The biggest inflows are going into two buckets: U.S. Treasuries and multi-sector income ETFs. Treasuries are attracting flight-to-quality money as stock volatility picks up, and the front end of the yield curve is now priced for multiple Fed rate hikes — meaning short-duration bonds are offering yields not seen since the pre-2008 era. Multi-sector income funds are capturing investors who want higher yields across investment-grade corporate bonds, high-yield debt, and emerging markets while keeping duration manageable. Laipply specifically flagged short-dated Treasury Inflation-Protected Securities (TIPS) as worth considering for investors still worried about inflation. Notably, the breakeven inflation rate — the market’s inflation expectations embedded in Treasuries — has been falling sharply at both the short and long end of the curve, a signal that bond investors believe inflation will eventually come down even if it’s painful right now. New Fed Chair Warsh’s decision to drop forward guidance has added an ‘uncertainty premium’ to the market, making active duration management more important than it’s been in years.

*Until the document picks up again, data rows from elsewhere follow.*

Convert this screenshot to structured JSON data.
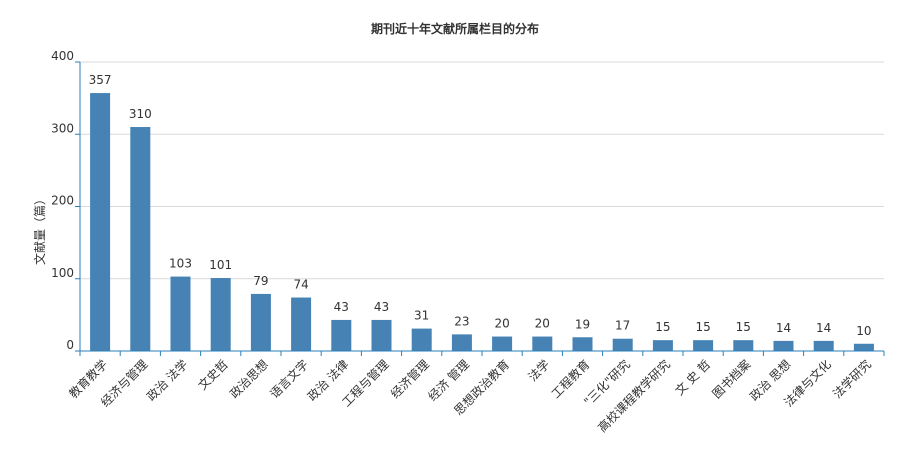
{
  "chart_data": {
    "type": "bar",
    "title": "期刊近十年文献所属栏目的分布",
    "xlabel": "",
    "ylabel": "文献量（篇）",
    "ylim": [
      0,
      400
    ],
    "yticks": [
      0,
      100,
      200,
      300,
      400
    ],
    "grid": true,
    "categories": [
      "教育教学",
      "经济与管理",
      "政治 法学",
      "文史哲",
      "政治思想",
      "语言文字",
      "政治 法律",
      "工程与管理",
      "经济管理",
      "经济 管理",
      "思想政治教育",
      "法学",
      "工程教育",
      "\"三化\"研究",
      "高校课程教学研究",
      "文 史 哲",
      "图书档案",
      "政治 思想",
      "法律与文化",
      "法学研究"
    ],
    "values": [
      357,
      310,
      103,
      101,
      79,
      74,
      43,
      43,
      31,
      23,
      20,
      20,
      19,
      17,
      15,
      15,
      15,
      14,
      14,
      10
    ],
    "bar_color": "#4682b4"
  }
}
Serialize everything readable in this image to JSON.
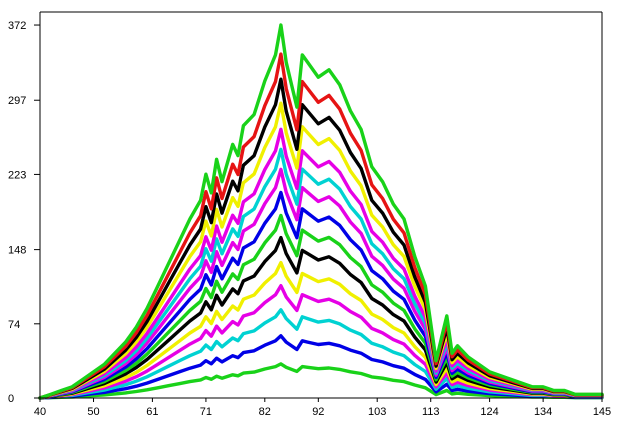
{
  "chart_data": {
    "type": "line",
    "title": "",
    "xlabel": "",
    "ylabel": "",
    "xlim": [
      40,
      145
    ],
    "ylim": [
      0,
      385
    ],
    "x_ticks": [
      "40",
      "50",
      "61",
      "71",
      "82",
      "92",
      "103",
      "113",
      "124",
      "134",
      "145"
    ],
    "y_ticks": [
      "0",
      "74",
      "148",
      "223",
      "297",
      "372"
    ],
    "grid": false,
    "legend": "none",
    "x": [
      40,
      42,
      44,
      46,
      48,
      50,
      52,
      54,
      56,
      58,
      60,
      62,
      64,
      66,
      68,
      70,
      71,
      72,
      73,
      74,
      76,
      77,
      78,
      80,
      82,
      84,
      85,
      86,
      88,
      89,
      90,
      92,
      94,
      96,
      98,
      100,
      102,
      104,
      106,
      108,
      110,
      112,
      114,
      115,
      116,
      117,
      118,
      120,
      122,
      124,
      126,
      128,
      130,
      132,
      134,
      136,
      138,
      140,
      142,
      145
    ],
    "profile": [
      0.0,
      0.01,
      0.02,
      0.03,
      0.05,
      0.07,
      0.09,
      0.12,
      0.15,
      0.19,
      0.24,
      0.3,
      0.36,
      0.42,
      0.48,
      0.53,
      0.6,
      0.55,
      0.64,
      0.58,
      0.68,
      0.65,
      0.73,
      0.76,
      0.85,
      0.92,
      1.0,
      0.9,
      0.78,
      0.92,
      0.9,
      0.86,
      0.88,
      0.84,
      0.77,
      0.72,
      0.62,
      0.58,
      0.52,
      0.48,
      0.38,
      0.3,
      0.1,
      0.16,
      0.22,
      0.12,
      0.14,
      0.11,
      0.09,
      0.07,
      0.06,
      0.05,
      0.04,
      0.03,
      0.03,
      0.02,
      0.02,
      0.01,
      0.01,
      0.01
    ],
    "series": [
      {
        "color": "#19d219",
        "peak": 34
      },
      {
        "color": "#0000e6",
        "peak": 62
      },
      {
        "color": "#00d2d2",
        "peak": 88
      },
      {
        "color": "#e600e6",
        "peak": 112
      },
      {
        "color": "#f0f000",
        "peak": 135
      },
      {
        "color": "#000000",
        "peak": 160
      },
      {
        "color": "#19d219",
        "peak": 182
      },
      {
        "color": "#0000e6",
        "peak": 205
      },
      {
        "color": "#e600e6",
        "peak": 228
      },
      {
        "color": "#00d2d2",
        "peak": 248
      },
      {
        "color": "#e600e6",
        "peak": 268
      },
      {
        "color": "#f0f000",
        "peak": 294
      },
      {
        "color": "#000000",
        "peak": 318
      },
      {
        "color": "#e61414",
        "peak": 343
      },
      {
        "color": "#19d219",
        "peak": 372
      }
    ]
  }
}
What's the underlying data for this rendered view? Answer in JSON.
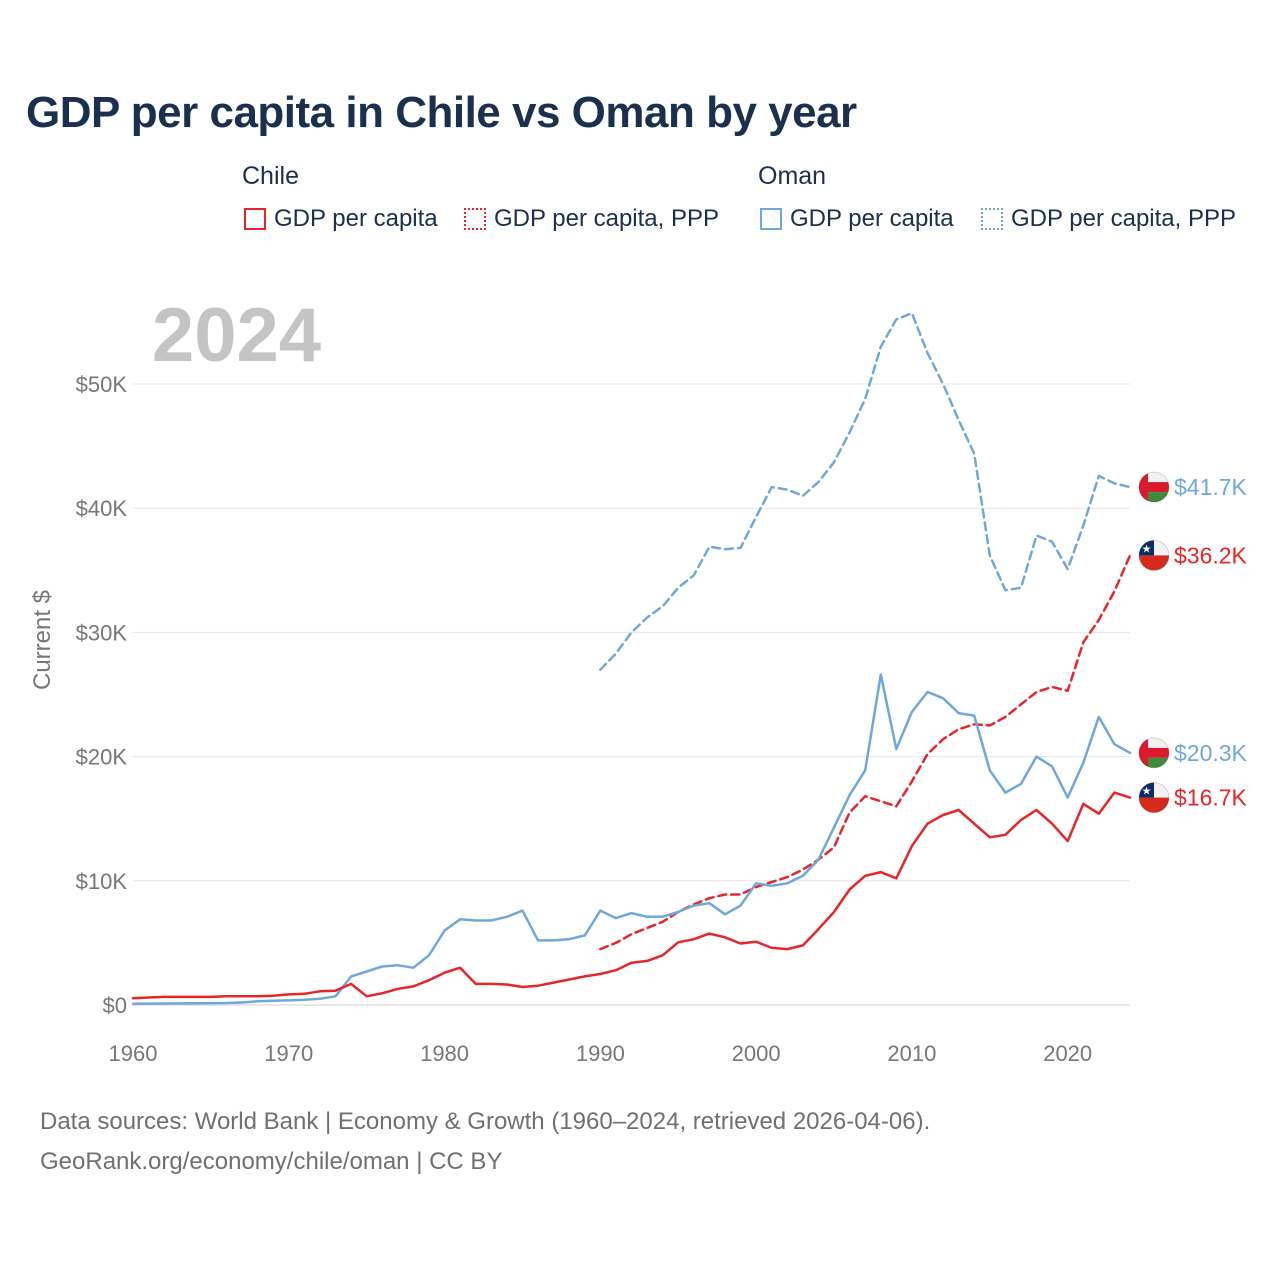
{
  "title": "GDP per capita in Chile vs Oman by year",
  "legend": {
    "groups": [
      {
        "name": "Chile",
        "items": [
          "GDP per capita",
          "GDP per capita, PPP"
        ]
      },
      {
        "name": "Oman",
        "items": [
          "GDP per capita",
          "GDP per capita, PPP"
        ]
      }
    ]
  },
  "year_label": "2024",
  "footer": {
    "line1": "Data sources: World Bank | Economy & Growth (1960–2024, retrieved 2026-04-06).",
    "line2": "GeoRank.org/economy/chile/oman | CC BY"
  },
  "colors": {
    "chile": "#e8262a",
    "oman": "#6fa8dc",
    "title": "#1b2f4f",
    "grid": "#e6e6e6",
    "axis": "#777777"
  },
  "chart_data": {
    "type": "line",
    "title": "GDP per capita in Chile vs Oman by year",
    "xlabel": "",
    "ylabel": "Current $",
    "xlim": [
      1960,
      2024
    ],
    "ylim": [
      0,
      50000
    ],
    "x_ticks": [
      1960,
      1970,
      1980,
      1990,
      2000,
      2010,
      2020
    ],
    "y_ticks": [
      0,
      10000,
      20000,
      30000,
      40000,
      50000
    ],
    "y_tick_labels": [
      "$0",
      "$10K",
      "$20K",
      "$30K",
      "$40K",
      "$50K"
    ],
    "series": [
      {
        "name": "Oman GDP per capita, PPP",
        "country": "Oman",
        "style": "dashed",
        "color": "#6fa8dc",
        "end_label": "$41.7K",
        "x": [
          1990,
          1991,
          1992,
          1993,
          1994,
          1995,
          1996,
          1997,
          1998,
          1999,
          2000,
          2001,
          2002,
          2003,
          2004,
          2005,
          2006,
          2007,
          2008,
          2009,
          2010,
          2011,
          2012,
          2013,
          2014,
          2015,
          2016,
          2017,
          2018,
          2019,
          2020,
          2021,
          2022,
          2023,
          2024
        ],
        "values": [
          27000,
          28300,
          30000,
          31200,
          32100,
          33600,
          34600,
          36900,
          36700,
          36800,
          39300,
          41700,
          41500,
          41000,
          42100,
          43700,
          46100,
          48800,
          53000,
          55200,
          55700,
          52500,
          50000,
          47100,
          44400,
          36200,
          33400,
          33600,
          37800,
          37300,
          35100,
          38600,
          42600,
          42000,
          41700
        ]
      },
      {
        "name": "Chile GDP per capita, PPP",
        "country": "Chile",
        "style": "dashed",
        "color": "#e8262a",
        "end_label": "$36.2K",
        "x": [
          1990,
          1991,
          1992,
          1993,
          1994,
          1995,
          1996,
          1997,
          1998,
          1999,
          2000,
          2001,
          2002,
          2003,
          2004,
          2005,
          2006,
          2007,
          2008,
          2009,
          2010,
          2011,
          2012,
          2013,
          2014,
          2015,
          2016,
          2017,
          2018,
          2019,
          2020,
          2021,
          2022,
          2023,
          2024
        ],
        "values": [
          4500,
          5000,
          5700,
          6200,
          6700,
          7500,
          8100,
          8600,
          8900,
          8900,
          9500,
          9900,
          10300,
          10900,
          11700,
          12700,
          15500,
          16800,
          16400,
          16000,
          18000,
          20200,
          21400,
          22200,
          22600,
          22500,
          23200,
          24200,
          25200,
          25600,
          25300,
          29200,
          31000,
          33300,
          36200
        ]
      },
      {
        "name": "Oman GDP per capita",
        "country": "Oman",
        "style": "solid",
        "color": "#6fa8dc",
        "end_label": "$20.3K",
        "x": [
          1960,
          1961,
          1962,
          1963,
          1964,
          1965,
          1966,
          1967,
          1968,
          1969,
          1970,
          1971,
          1972,
          1973,
          1974,
          1975,
          1976,
          1977,
          1978,
          1979,
          1980,
          1981,
          1982,
          1983,
          1984,
          1985,
          1986,
          1987,
          1988,
          1989,
          1990,
          1991,
          1992,
          1993,
          1994,
          1995,
          1996,
          1997,
          1998,
          1999,
          2000,
          2001,
          2002,
          2003,
          2004,
          2005,
          2006,
          2007,
          2008,
          2009,
          2010,
          2011,
          2012,
          2013,
          2014,
          2015,
          2016,
          2017,
          2018,
          2019,
          2020,
          2021,
          2022,
          2023,
          2024
        ],
        "values": [
          100,
          110,
          120,
          130,
          140,
          150,
          160,
          200,
          300,
          350,
          370,
          420,
          500,
          700,
          2300,
          2700,
          3100,
          3200,
          3000,
          4000,
          6000,
          6900,
          6800,
          6800,
          7100,
          7600,
          5200,
          5200,
          5300,
          5600,
          7600,
          7000,
          7400,
          7100,
          7100,
          7500,
          8000,
          8200,
          7300,
          8000,
          9800,
          9600,
          9800,
          10400,
          11700,
          14300,
          16900,
          18900,
          26600,
          20600,
          23600,
          25200,
          24700,
          23500,
          23300,
          18900,
          17100,
          17800,
          20000,
          19200,
          16700,
          19500,
          23200,
          21000,
          20300
        ]
      },
      {
        "name": "Chile GDP per capita",
        "country": "Chile",
        "style": "solid",
        "color": "#e8262a",
        "end_label": "$16.7K",
        "x": [
          1960,
          1961,
          1962,
          1963,
          1964,
          1965,
          1966,
          1967,
          1968,
          1969,
          1970,
          1971,
          1972,
          1973,
          1974,
          1975,
          1976,
          1977,
          1978,
          1979,
          1980,
          1981,
          1982,
          1983,
          1984,
          1985,
          1986,
          1987,
          1988,
          1989,
          1990,
          1991,
          1992,
          1993,
          1994,
          1995,
          1996,
          1997,
          1998,
          1999,
          2000,
          2001,
          2002,
          2003,
          2004,
          2005,
          2006,
          2007,
          2008,
          2009,
          2010,
          2011,
          2012,
          2013,
          2014,
          2015,
          2016,
          2017,
          2018,
          2019,
          2020,
          2021,
          2022,
          2023,
          2024
        ],
        "values": [
          550,
          600,
          650,
          650,
          650,
          650,
          700,
          700,
          700,
          750,
          850,
          900,
          1100,
          1150,
          1700,
          700,
          950,
          1300,
          1500,
          2000,
          2600,
          3000,
          1700,
          1700,
          1650,
          1450,
          1550,
          1800,
          2050,
          2300,
          2500,
          2800,
          3400,
          3550,
          4000,
          5050,
          5300,
          5750,
          5450,
          4950,
          5100,
          4600,
          4500,
          4800,
          6100,
          7500,
          9300,
          10400,
          10700,
          10200,
          12800,
          14600,
          15300,
          15700,
          14600,
          13500,
          13700,
          14900,
          15700,
          14600,
          13200,
          16200,
          15400,
          17100,
          16700
        ]
      }
    ]
  }
}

For retail investors sitting heavily in equities, the 60% surge in bond ETF flows is a data point worth acting on. The equity risk premium — the extra return stocks are expected to deliver over bonds — has narrowed considerably as Treasury yields have risen. You are now being paid less to take stock market risk than you were a year ago. A meaningful allocation to bond ETFs, particularly short-to-intermediate Treasuries (think iShares SHY or IEI) or multi-sector income funds, could provide better risk-adjusted returns in a higher-rate environment. One caution: Bory flagged that credit spreads are very tight right now, which can signal complacency about default risk in corporate bonds. Favor higher-quality fixed income — investment-grade or government bonds — and treat the extra yield on junk bonds with skepticism until spreads widen back toward historical norms.